I am incredibly guilty of this (Mom, you are nodding your head, AGAIN!). I spent the first thirty years of life deciding every guest list based on the above criteria. The results?


A feeling of being drained after an event instead of tired, but satisfied.

Even more social OBLIGATIONS and less time with women I laughed with.

No more.

Last week during the comment contest, Jennifer of Snapshot wrote, “I loved your idea about limiting guests, and just doing it, but I would probably like more info on that, because it IS hard to do as a woman.”

It is hard.

She followed her comment up with this question, “More specifics I have on this type of entertaining–Is it better to mix and match groups of friends or try to keep them all similar? What are the benefits and detriments of each?”

Well, Jennifer (love your name by the way), here is the secret to the perfect guest list:

Know Your Boundaries.

Listen to Your Boundaries.

Trust Your Boundaries.

Wait! I thought you were Tea Party Girl, not Arm-Chair Psychologist!

Hear me out.

When you decide on a guest list, what can you afford? I am not only talking about money, though it is an important factor. What can you afford emotionally? What will keep you up at night worrying? Are you more introverted or extroverted? Do you enjoy small groups or huge parties? Do you throw everything together at the last minute or do you enjoy going over the details and taking your time? Know your boundaries.

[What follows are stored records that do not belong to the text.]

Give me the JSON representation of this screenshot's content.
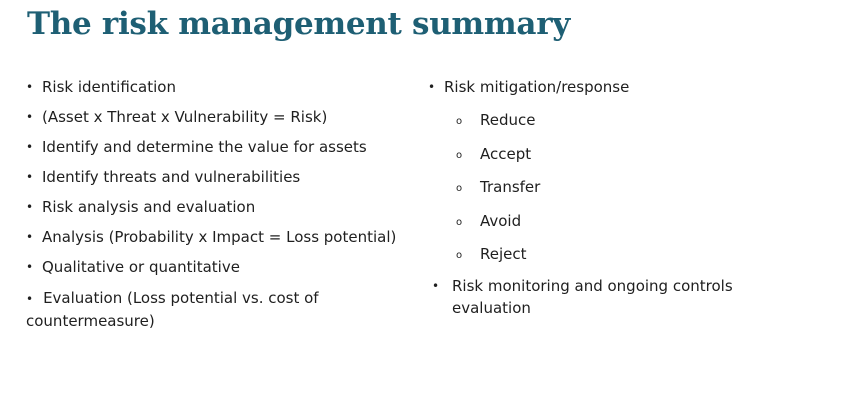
{
  "slide": {
    "title": "The risk management summary",
    "bullet_glyph": "•",
    "sub_bullet_glyph": "o",
    "left_items": [
      "Risk identification",
      "(Asset x Threat x Vulnerability = Risk)",
      "Identify and determine the value for assets",
      "Identify threats and vulnerabilities",
      "Risk analysis and evaluation",
      "Analysis (Probability x Impact = Loss potential)",
      "Qualitative or quantitative"
    ],
    "evaluation_item": "Evaluation (Loss potential vs. cost of countermeasure)",
    "right_heading": "Risk mitigation/response",
    "right_subitems": [
      "Reduce",
      "Accept",
      "Transfer",
      "Avoid",
      "Reject"
    ],
    "monitoring_item": "Risk monitoring and ongoing controls evaluation",
    "colors": {
      "title": "#1e5f74",
      "text": "#1f1f1f",
      "background": "#ffffff"
    }
  }
}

Sometimes hospitality is a service, and sometimes it’s for fun. Be HONEST with yourself about the difference. Who do you love to be around? And who do you need to do something nice for? Which party is this? If it’s the latter, lower your expectations about what you’ll get out of it and make time for the former. Be honest with yourself about who you really enjoy. Listen to your boundaries.

One of the guests of honor this weekend is someone who wants to invite everyone to everything and doesn’t think twice about squeezing in another chair at the last minute. I know this about her. When we talked about who she wanted included this weekend, I had my speech ready.

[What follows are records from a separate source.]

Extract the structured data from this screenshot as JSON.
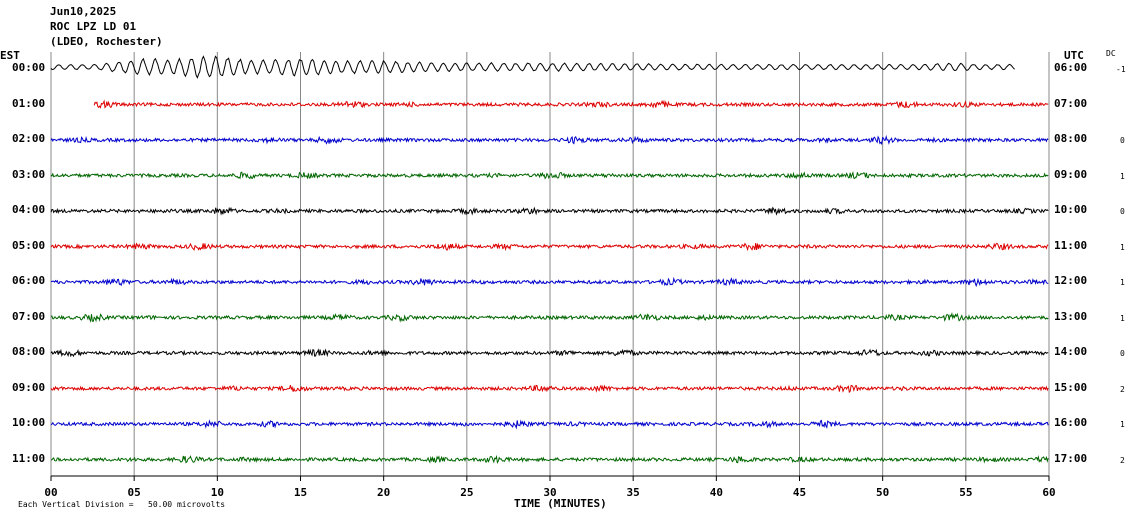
{
  "header": {
    "date": "Jun10,2025",
    "channel": "ROC LPZ LD 01",
    "station": "(LDEO, Rochester)"
  },
  "left_zone": "EST",
  "right_zone": "UTC",
  "dc_label": "DC",
  "footer": {
    "scale_note": "Each Vertical Division =   50.00 microvolts",
    "xlabel": "TIME (MINUTES)"
  },
  "colors": {
    "black": "#000000",
    "red": "#dd0000",
    "blue": "#0000cc",
    "green": "#006600",
    "grid": "#888888"
  },
  "chart_data": {
    "type": "line",
    "title": "",
    "xlabel": "TIME (MINUTES)",
    "ylabel": "",
    "xlim": [
      0,
      60
    ],
    "x_ticks": [
      "00",
      "05",
      "10",
      "15",
      "20",
      "25",
      "30",
      "35",
      "40",
      "45",
      "50",
      "55",
      "60"
    ],
    "grid": true,
    "rows": [
      {
        "est": "00:00",
        "utc": "06:00",
        "dc": "-1",
        "color": "black",
        "start_min": 0.0,
        "end_min": 58.0,
        "event": true
      },
      {
        "est": "01:00",
        "utc": "07:00",
        "dc": "",
        "color": "red",
        "start_min": 2.6,
        "end_min": 60.0
      },
      {
        "est": "02:00",
        "utc": "08:00",
        "dc": "0",
        "color": "blue",
        "start_min": 0.0,
        "end_min": 60.0
      },
      {
        "est": "03:00",
        "utc": "09:00",
        "dc": "1",
        "color": "green",
        "start_min": 0.0,
        "end_min": 60.0
      },
      {
        "est": "04:00",
        "utc": "10:00",
        "dc": "0",
        "color": "black",
        "start_min": 0.0,
        "end_min": 60.0
      },
      {
        "est": "05:00",
        "utc": "11:00",
        "dc": "1",
        "color": "red",
        "start_min": 0.0,
        "end_min": 60.0
      },
      {
        "est": "06:00",
        "utc": "12:00",
        "dc": "1",
        "color": "blue",
        "start_min": 0.0,
        "end_min": 60.0
      },
      {
        "est": "07:00",
        "utc": "13:00",
        "dc": "1",
        "color": "green",
        "start_min": 0.0,
        "end_min": 60.0
      },
      {
        "est": "08:00",
        "utc": "14:00",
        "dc": "0",
        "color": "black",
        "start_min": 0.0,
        "end_min": 60.0
      },
      {
        "est": "09:00",
        "utc": "15:00",
        "dc": "2",
        "color": "red",
        "start_min": 0.0,
        "end_min": 60.0
      },
      {
        "est": "10:00",
        "utc": "16:00",
        "dc": "1",
        "color": "blue",
        "start_min": 0.0,
        "end_min": 60.0
      },
      {
        "est": "11:00",
        "utc": "17:00",
        "dc": "2",
        "color": "green",
        "start_min": 0.0,
        "end_min": 60.0
      }
    ]
  }
}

GofH: “Oh well, let’s invite this person and that person and this stranger and that stranger because their dog is friends with my dog…”

Hostess (Me): “You know, GofH, I’d invite everyone if I could but I have a limited budget and feel I can afford to pay for ten guests at the most. I don’t want to have to ask your guests to pay, so which two friends would you really like to come?”

GofH: “Oh, yes. Of course. No, ask people to pay…oh, ehem, no~I don’t want to do that! Oh, yes, I understand… you know J and ML…they’re the friends I really enjoy. Let’s include them.”

Trust your boundaries.

As for your last question, Jennifer, once you’ve worked through the above, it can be great to do both. Have parties so mutual friends can meet each other and make new connections.And make time for your “True-Blues”, the ones you truly laugh and share with. Both are intrinsically rewarding in the context of answering the above question.

So how did you decide on the guest list for YOUR next event?